Vintners have been producing grape clones for millennia. Rather than relying on the natural reproduction of two vines, the clonal selection process involves trimming a piece of the crop, called the “mother vine,” and replanting it in the soil for it to grow on its own. The result is a direct genetic copy of the mother vine with the very characteristics the winemakers are hoping to replicate.
“After the phylloxera epidemic in Europe, growers started grafting vines onto root stock that showed the best, most desired traits, and they would use them again and again,” Stone shares.
Grape clones matter most when a vineyard dedicates specific plots to certain clonal variations and when that is explicitly labeled on the bottle. King Estate, for example, produces various single-clone Pinot Noir wines, and its labels denote the specific kinds used, like “375 clone of Pinot Noir” and “Pinot Noir clone 115.” True geekiness emerges when winemakers are interested in the nitty-gritty of each clone and try to transpose those characteristics into the liquid, Stone says. “A clone-specific wine will be exclusively one clone of Pinot Noir that was particularly selected for certain characteristics or nuances to come out in the wine,” he explains.
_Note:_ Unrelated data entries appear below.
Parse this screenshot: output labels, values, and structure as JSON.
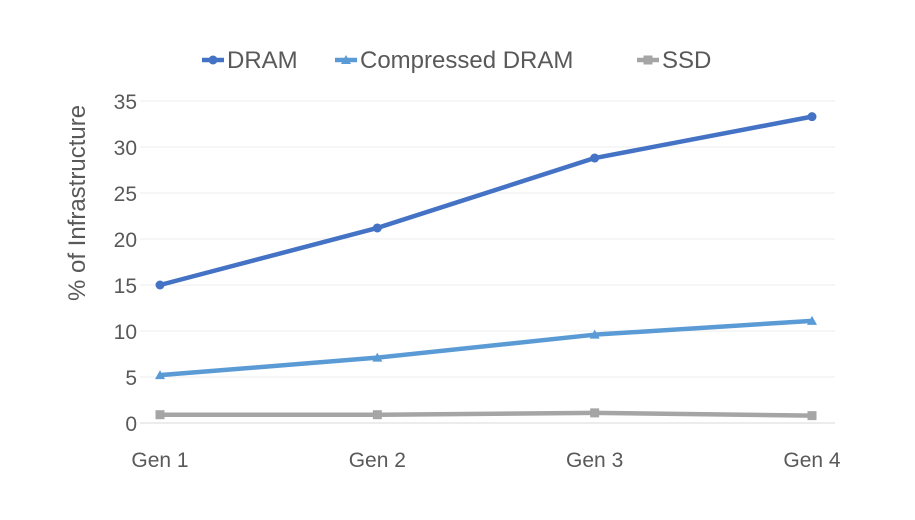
{
  "chart_data": {
    "type": "line",
    "title": "",
    "xlabel": "",
    "ylabel": "% of Infrastructure",
    "categories": [
      "Gen 1",
      "Gen 2",
      "Gen 3",
      "Gen 4"
    ],
    "ylim": [
      0,
      35
    ],
    "yticks": [
      0,
      5,
      10,
      15,
      20,
      25,
      30,
      35
    ],
    "grid": true,
    "legend_position": "top",
    "series": [
      {
        "name": "DRAM",
        "values": [
          15.0,
          21.2,
          28.8,
          33.3
        ],
        "color": "#4472C4",
        "marker": "circle"
      },
      {
        "name": "Compressed DRAM",
        "values": [
          5.2,
          7.1,
          9.6,
          11.1
        ],
        "color": "#5B9BD5",
        "marker": "triangle"
      },
      {
        "name": "SSD",
        "values": [
          0.9,
          0.9,
          1.1,
          0.8
        ],
        "color": "#A5A5A5",
        "marker": "square"
      }
    ]
  }
}
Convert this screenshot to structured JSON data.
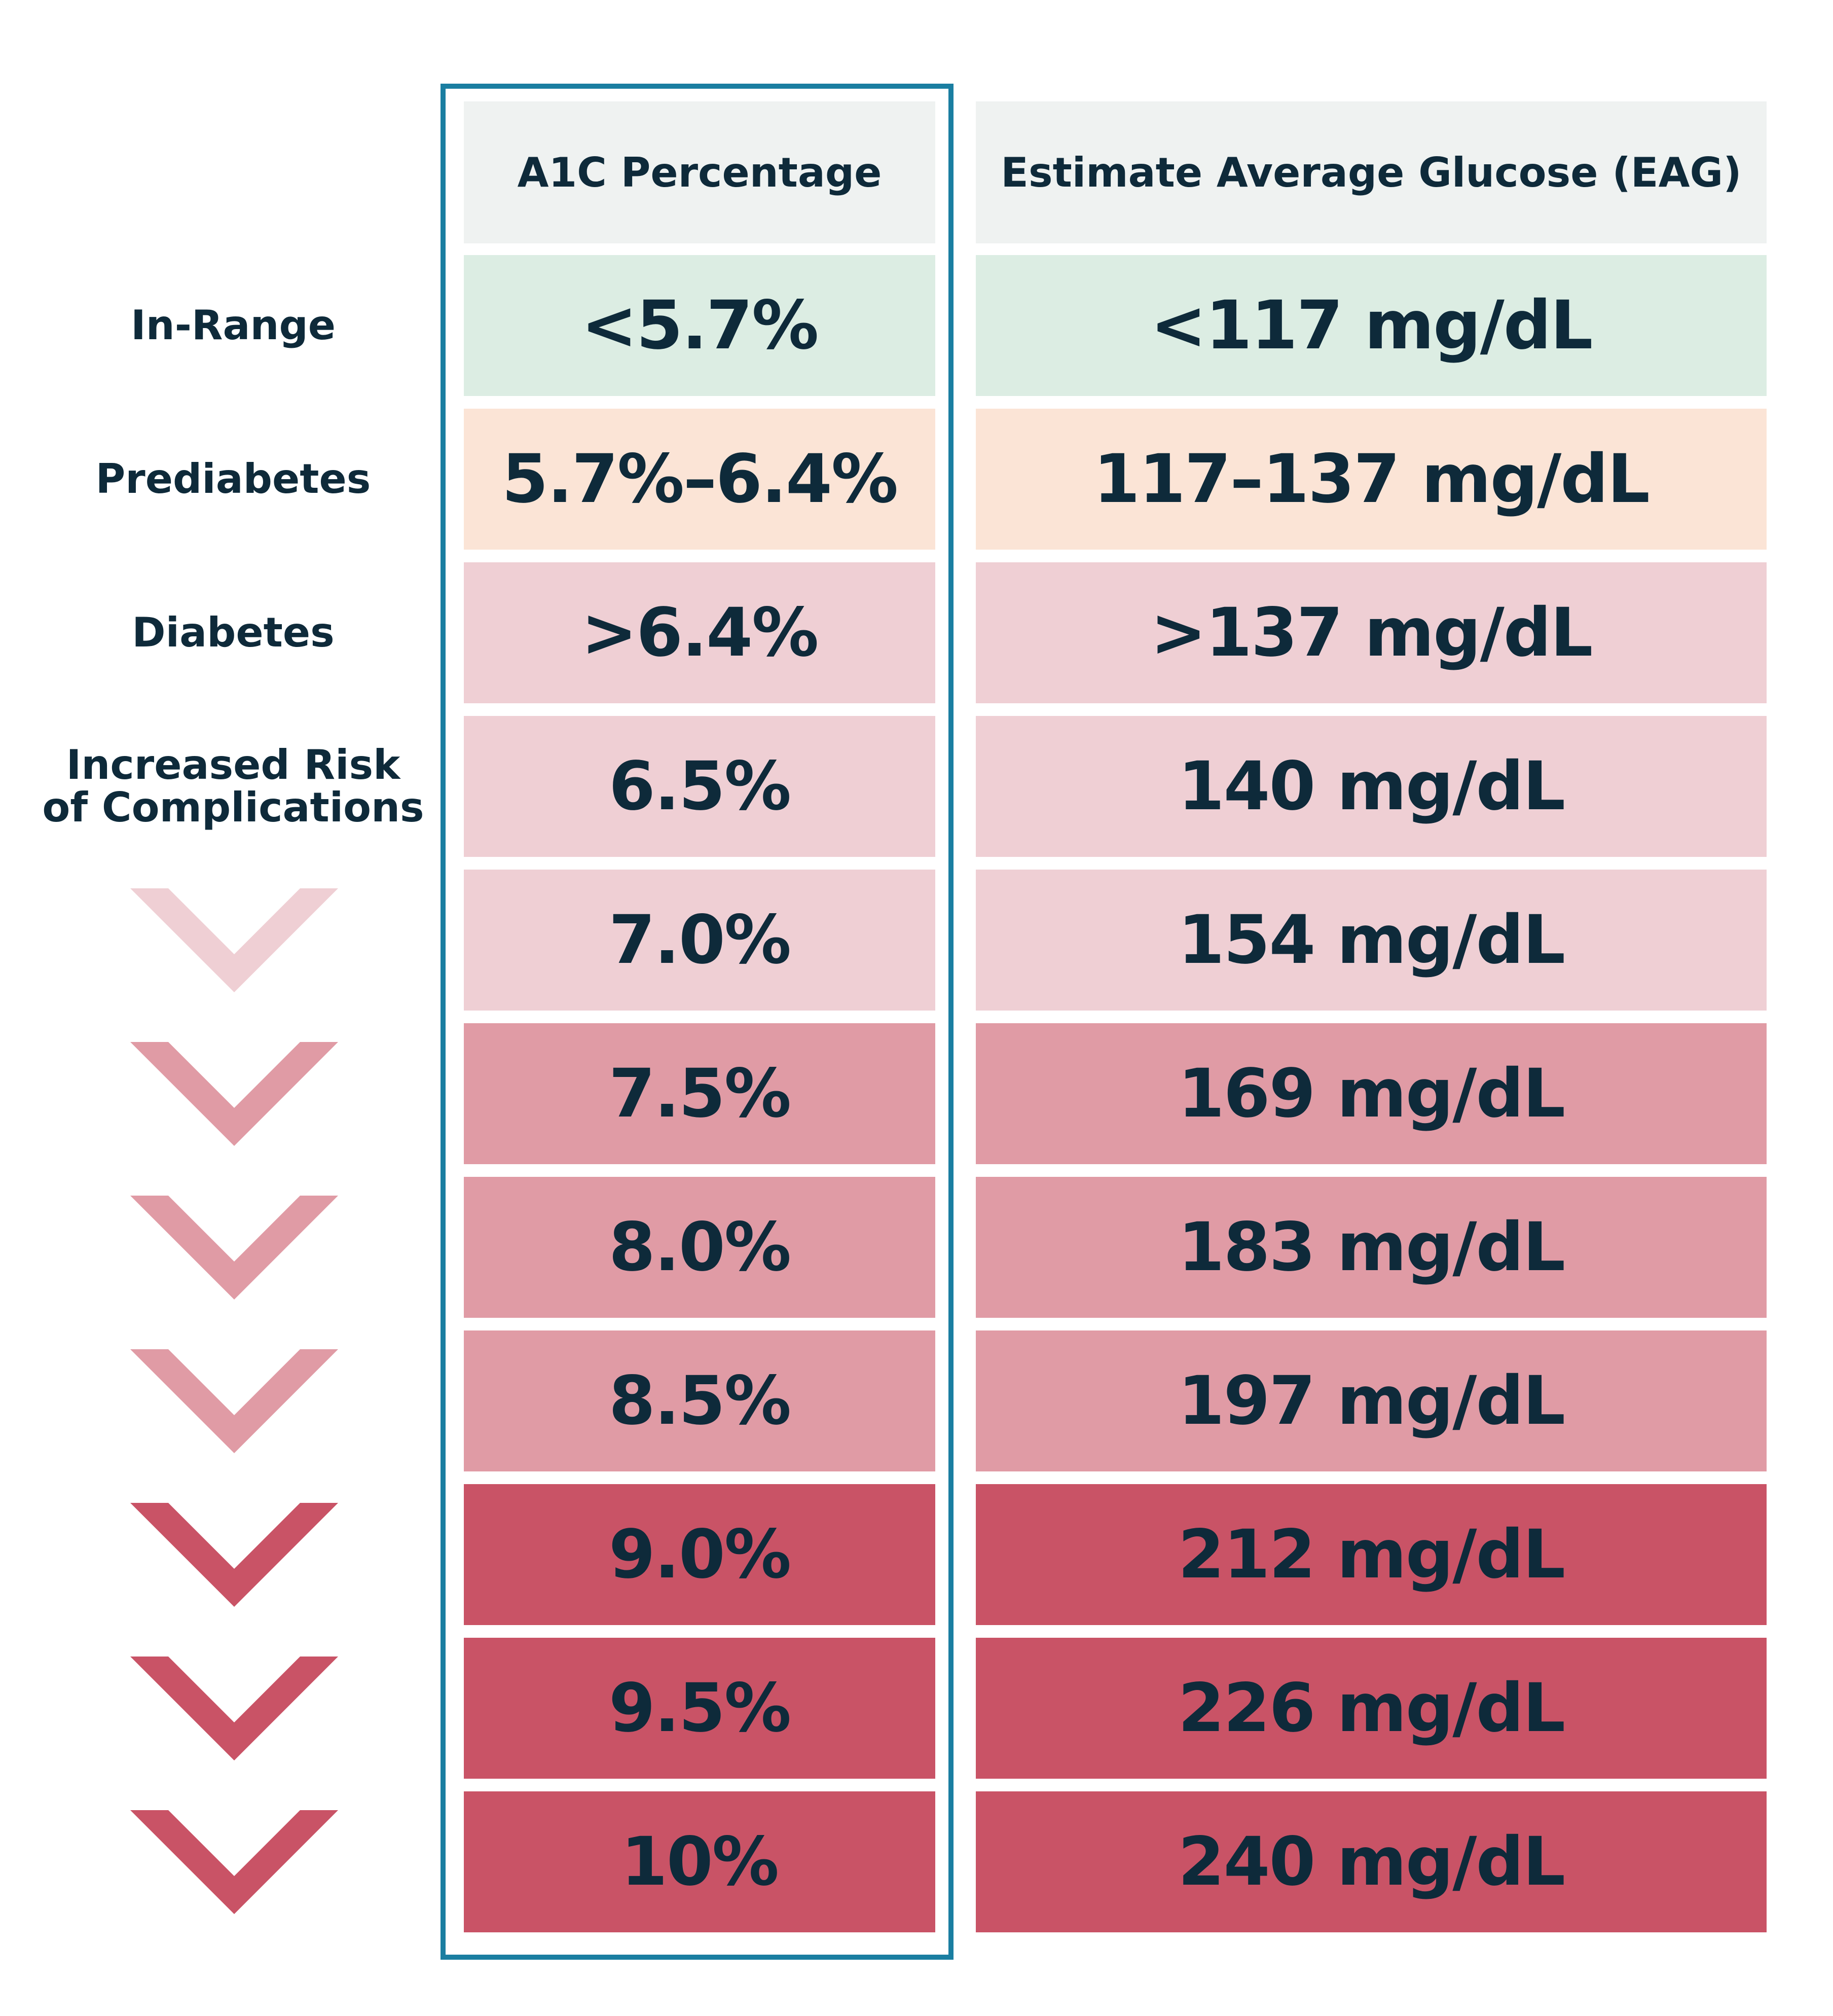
{
  "colors": {
    "header_bg": "#eff2f1",
    "frame": "#1a7ea1",
    "text": "#0e2a3a",
    "in_range": "#dcede3",
    "prediabetes": "#fbe4d6",
    "diabetes_light": "#efcfd4",
    "diabetes_mid": "#e09ba5",
    "diabetes_dark": "#c95366"
  },
  "headers": {
    "a1c": "A1C Percentage",
    "eag": "Estimate Average Glucose (EAG)"
  },
  "labels": {
    "in_range": "In-Range",
    "prediabetes": "Prediabetes",
    "diabetes": "Diabetes",
    "increased_risk": "Increased Risk of Complications"
  },
  "rows": [
    {
      "a1c": "<5.7%",
      "eag": "<117 mg/dL",
      "tone": "in_range"
    },
    {
      "a1c": "5.7%–6.4%",
      "eag": "117–137 mg/dL",
      "tone": "prediabetes"
    },
    {
      "a1c": ">6.4%",
      "eag": ">137 mg/dL",
      "tone": "diabetes_light"
    },
    {
      "a1c": "6.5%",
      "eag": "140 mg/dL",
      "tone": "diabetes_light"
    },
    {
      "a1c": "7.0%",
      "eag": "154 mg/dL",
      "tone": "diabetes_light"
    },
    {
      "a1c": "7.5%",
      "eag": "169 mg/dL",
      "tone": "diabetes_mid"
    },
    {
      "a1c": "8.0%",
      "eag": "183 mg/dL",
      "tone": "diabetes_mid"
    },
    {
      "a1c": "8.5%",
      "eag": "197 mg/dL",
      "tone": "diabetes_mid"
    },
    {
      "a1c": "9.0%",
      "eag": "212 mg/dL",
      "tone": "diabetes_dark"
    },
    {
      "a1c": "9.5%",
      "eag": "226 mg/dL",
      "tone": "diabetes_dark"
    },
    {
      "a1c": "10%",
      "eag": "240 mg/dL",
      "tone": "diabetes_dark"
    }
  ],
  "chevrons": [
    {
      "icon": "chevron-down-icon",
      "tone": "diabetes_light"
    },
    {
      "icon": "chevron-down-icon",
      "tone": "diabetes_mid"
    },
    {
      "icon": "chevron-down-icon",
      "tone": "diabetes_mid"
    },
    {
      "icon": "chevron-down-icon",
      "tone": "diabetes_mid"
    },
    {
      "icon": "chevron-down-icon",
      "tone": "diabetes_dark"
    },
    {
      "icon": "chevron-down-icon",
      "tone": "diabetes_dark"
    },
    {
      "icon": "chevron-down-icon",
      "tone": "diabetes_dark"
    }
  ]
}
But caring about clones and dedicating a set of cuvées to them isn’t a requisite for yielding high-quality wines. A blend of different clones from the same plot in a single-variety wine is not a mark of lower quality, Stone adds.
“Clonal selection aside, a grape from one region versus another is still going to produce very different wines, and they can still be great,” he says. “So, a wine certainly doesn’t have to be from a single clone to be great, and you can certainly make great wines from a blend of clones.”
In short, grape clones matter if you want them to matter, and with the abundance of wine idiosyncrasies and specificities to learn, we leave the choice to you. As Stone puts it, clones are just another rabbit hole there for those who want to tumble down it.